Leaving Spies Out In the Cold
THE revelation in Czechoslovakia last June that scores of candidates running for the country's new parliament on reformist tickets had served as police informers offered a glimpse into the labyrinth being uncovered by the new democratic nations of East Europe as they open secret police files. Such glimpses will probably decrease in the future because full revelation of the enormous informer networks could threaten the delicate fabric of newly emerging societies.
In East Germany, the names of 100,000 informers were found in police files. In Hungary, perhaps the least onerous police state in the east bloc, the names of 62,000 informers were found. No official number is available in Prague, but it is known that some 15,000 files, presumably of hard core informers, were destroyed by the secret police after last November's revolution.
``The only persons you were able to trust here were relatives and close friends,'' says a Prague resident. ``You could make a political joke on a bus in Poland, but you wouldn't dare do it in Czechoslovakia. The impact of repression was much deeper here. There was an atomization of society.''
The insidious secret police penetrated into every cranny of society. The revelations in Prague - the result of a routine Interior Ministry check of parliamentary candidates - showed that it was not just concierges and taxi drivers who kept an eye on the surroundings for the police, but also professionals of impeccable standing.
Czech President Vaclav Havel, who had been an outspoken foe of the communist regime and regularly carried a toothbrush in his shirt pocket in case he would be arrested once again, warned in one of his recent fireside chats to the nation against staging a witch hunt for past informers. ``We were all guilty in letting the regime function,'' he said.
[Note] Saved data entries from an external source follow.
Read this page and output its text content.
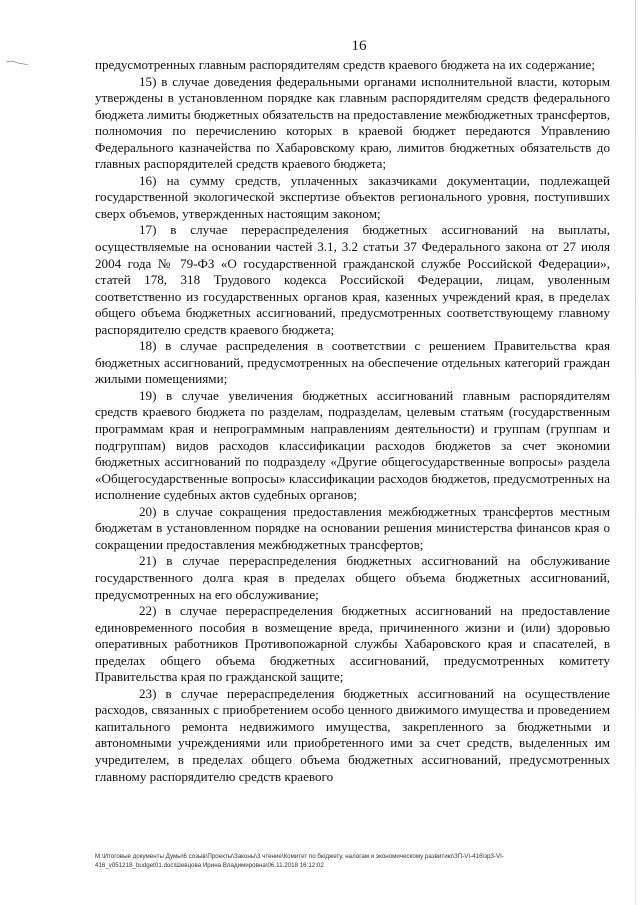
16

предусмотренных главным распорядителям средств краевого бюджета на их содержание;

15) в случае доведения федеральными органами исполнительной власти, которым утверждены в установленном порядке как главным распорядителям средств федерального бюджета лимиты бюджетных обязательств на предоставление межбюджетных трансфертов, полномочия по перечислению которых в краевой бюджет передаются Управлению Федерального казначейства по Хабаровскому краю, лимитов бюджетных обязательств до главных распорядителей средств краевого бюджета;

16) на сумму средств, уплаченных заказчиками документации, подлежащей государственной экологической экспертизе объектов регионального уровня, поступивших сверх объемов, утвержденных настоящим законом;

17) в случае перераспределения бюджетных ассигнований на выплаты, осуществляемые на основании частей 3.1, 3.2 статьи 37 Федерального закона от 27 июля 2004 года № 79-ФЗ «О государственной гражданской службе Российской Федерации», статей 178, 318 Трудового кодекса Российской Федерации, лицам, уволенным соответственно из государственных органов края, казенных учреждений края, в пределах общего объема бюджетных ассигнований, предусмотренных соответствующему главному распорядителю средств краевого бюджета;

18) в случае распределения в соответствии с решением Правительства края бюджетных ассигнований, предусмотренных на обеспечение отдельных категорий граждан жилыми помещениями;

19) в случае увеличения бюджетных ассигнований главным распорядителям средств краевого бюджета по разделам, подразделам, целевым статьям (государственным программам края и непрограммным направлениям деятельности) и группам (группам и подгруппам) видов расходов классификации расходов бюджетов за счет экономии бюджетных ассигнований по подразделу «Другие общегосударственные вопросы» раздела «Общегосударственные вопросы» классификации расходов бюджетов, предусмотренных на исполнение судебных актов судебных органов;

20) в случае сокращения предоставления межбюджетных трансфертов местным бюджетам в установленном порядке на основании решения министерства финансов края о сокращении предоставления межбюджетных трансфертов;

21) в случае перераспределения бюджетных ассигнований на обслуживание государственного долга края в пределах общего объема бюджетных ассигнований, предусмотренных на его обслуживание;

22) в случае перераспределения бюджетных ассигнований на предоставление единовременного пособия в возмещение вреда, причиненного жизни и (или) здоровью оперативных работников Противопожарной службы Хабаровского края и спасателей, в пределах общего объема бюджетных ассигнований, предусмотренных комитету Правительства края по гражданской защите;

23) в случае перераспределения бюджетных ассигнований на осуществление расходов, связанных с приобретением особо ценного движимого имущества и проведением капитального ремонта недвижимого имущества, закрепленного за бюджетными и автономными учреждениями или приобретенного ими за счет средств, выделенных им учредителем, в пределах общего объема бюджетных ассигнований, предусмотренных главному распорядителю средств краевого

M:\Итоговые документы Думы\6 созыв\Проекты\Законы\3 чтение\Комитет по бюджету, налогам и экономическому развитию\ЗП-VI-416\зр3-VI-
416_v051218_budget01.doc\Шевцова Ирина Владимировна\06.11.2018 16:12:02
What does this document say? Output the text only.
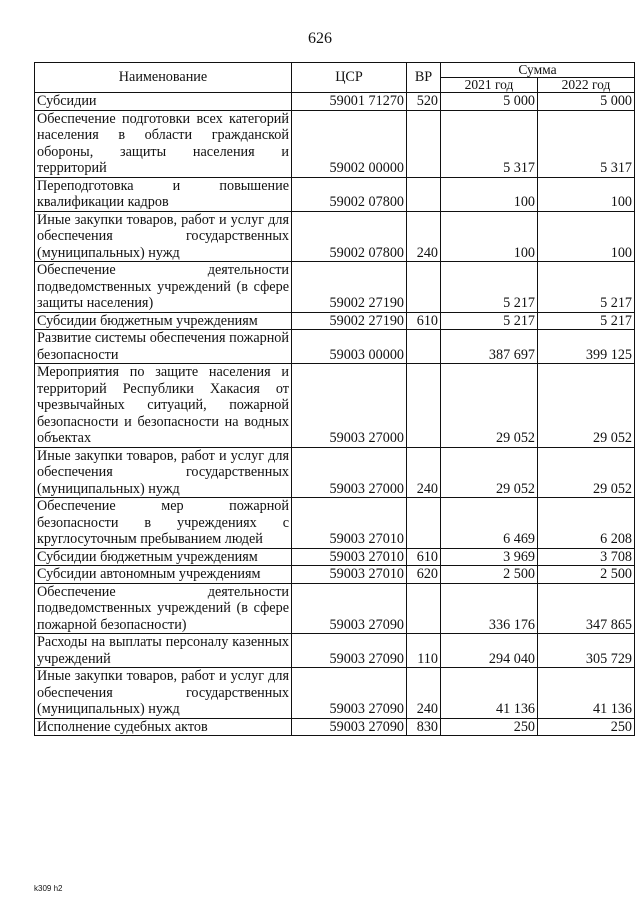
626
Наименование	ЦСР	ВР	Сумма	
			2021 год	2022 год
Субсидии	59001 71270	520	5 000	5 000
Обеспечение подготовки всех категорий населения в области гражданской обороны, защиты населения и территорий	59002 00000		5 317	5 317
Переподготовка и повышение квалификации кадров	59002 07800		100	100
Иные закупки товаров, работ и услуг для обеспечения государственных (муниципальных) нужд	59002 07800	240	100	100
Обеспечение деятельности подведомственных учреждений (в сфере защиты населения)	59002 27190		5 217	5 217
Субсидии бюджетным учреждениям	59002 27190	610	5 217	5 217
Развитие системы обеспечения пожарной безопасности	59003 00000		387 697	399 125
Мероприятия по защите населения и территорий Республики Хакасия от чрезвычайных ситуаций, пожарной безопасности и безопасности на водных объектах	59003 27000		29 052	29 052
Иные закупки товаров, работ и услуг для обеспечения государственных (муниципальных) нужд	59003 27000	240	29 052	29 052
Обеспечение мер пожарной безопасности в учреждениях с круглосуточным пребыванием людей	59003 27010		6 469	6 208
Субсидии бюджетным учреждениям	59003 27010	610	3 969	3 708
Субсидии автономным учреждениям	59003 27010	620	2 500	2 500
Обеспечение деятельности подведомственных учреждений (в сфере пожарной безопасности)	59003 27090		336 176	347 865
Расходы на выплаты персоналу казенных учреждений	59003 27090	110	294 040	305 729
Иные закупки товаров, работ и услуг для обеспечения государственных (муниципальных) нужд	59003 27090	240	41 136	41 136
Исполнение судебных актов	59003 27090	830	250	250
k309 h2
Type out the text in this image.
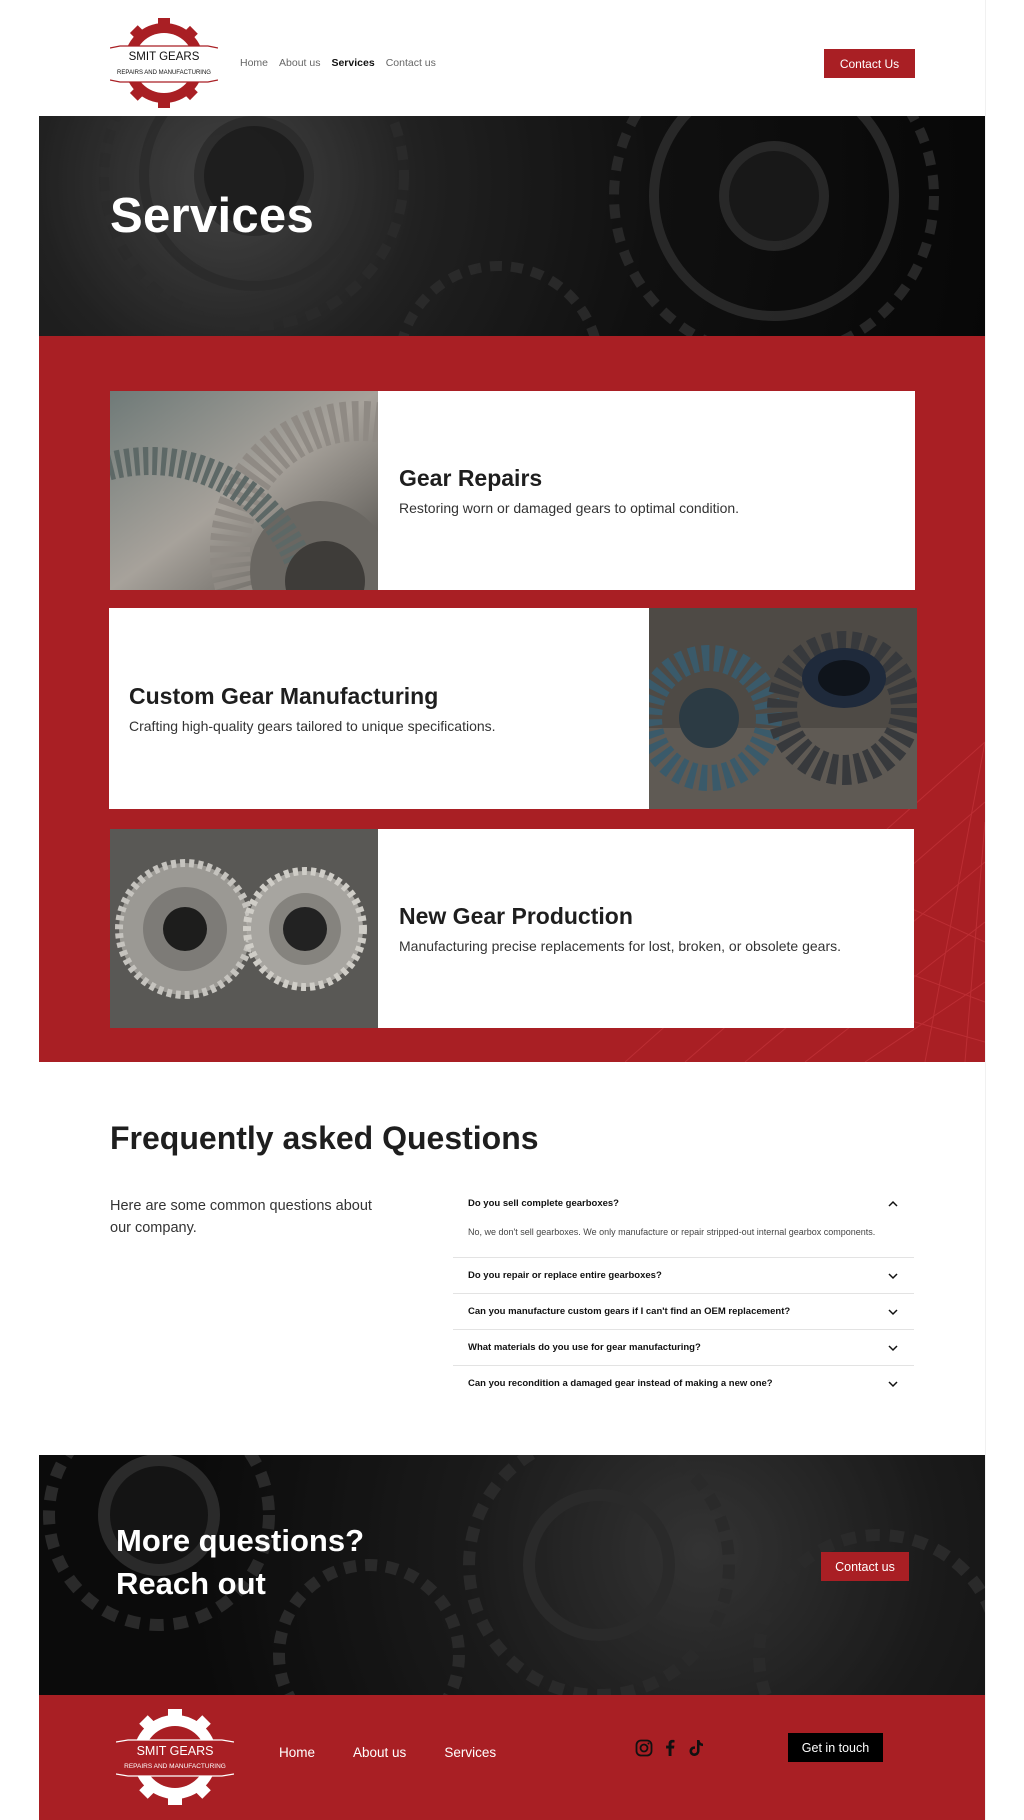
SMIT GEARS
REPAIRS AND MANUFACTURING
Home About us Services Contact us	Contact Us
Services
Gear Repairs

Restoring worn or damaged gears to optimal condition.

Custom Gear Manufacturing

Crafting high-quality gears tailored to unique specifications.

New Gear Production

Manufacturing precise replacements for lost, broken, or obsolete gears.

Frequently asked Questions

Here are some common questions about our company.

Do you sell complete gearboxes?
No, we don't sell gearboxes. We only manufacture or repair stripped-out internal gearbox components.
Do you repair or replace entire gearboxes?
Can you manufacture custom gears if I can't find an OEM replacement?
What materials do you use for gear manufacturing?
Can you recondition a damaged gear instead of making a new one?
More questions?
Reach out	Contact us
SMIT GEARS
REPAIRS AND MANUFACTURING
Home	About us	Services	Get in touch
It was too difficult, he said, to attempt to draw a line between those who willingly collaborated with ``the dark forces,'' as he called them, and unfortunates who had been forced to make a pact with the devil.
Says a veteran foreign observer in Prague: ``What do you do with the names in the police files? Do you draw up a list and say these are people no longer entitled to hold public office? Whose names do you put on such a list?''
In Hungary, the subject is a major issue in the press. Some commentators urge that the files be permanently sealed without disclosing the names to anyone. Others suggest that persons named in the files be discreetly told that their names had been found. ``Who knows if these people were really informers?'' asks one Hungarian. ``The fact that the police opened a file with their name doesn't mean they actually gave information.''
The reluctance to turn on past informers is paralleled by a reluctance thus far to wreak vengeance on the secret police. ``Some of the police units have been disbanded,'' says an official in Czechoslovakia where there were 10,000 members of the secret police. ``Some are on home leave. A few individuals have been sacked.'' Concern was presently focused not on punishment for past misdeeds, he said, but on ensuring that the police would in future be under parliamentary control.
Even in East Germany, the concern for former members of the dreaded Stasi is not lynching or jail but unemployment.
Except for a few top East German communists, the old communist leadership in Eastern Europe has likewise escaped retribution. ``You can still see them walking their little dogs near the big villas in the afternoon,'' says a Prague housewife of the men who ruled her country until last November. ``The villas were bought by the state for pennies years ago when their owners went into exile. The buildings were then turned over to the communist leadership. Nobody is bothering them.''
Unlike the French Revolution, which destroyed the old regime and then consumed itself, East Europe's revolutionaries are displaying understanding for the frailties of man as they start to search for their future.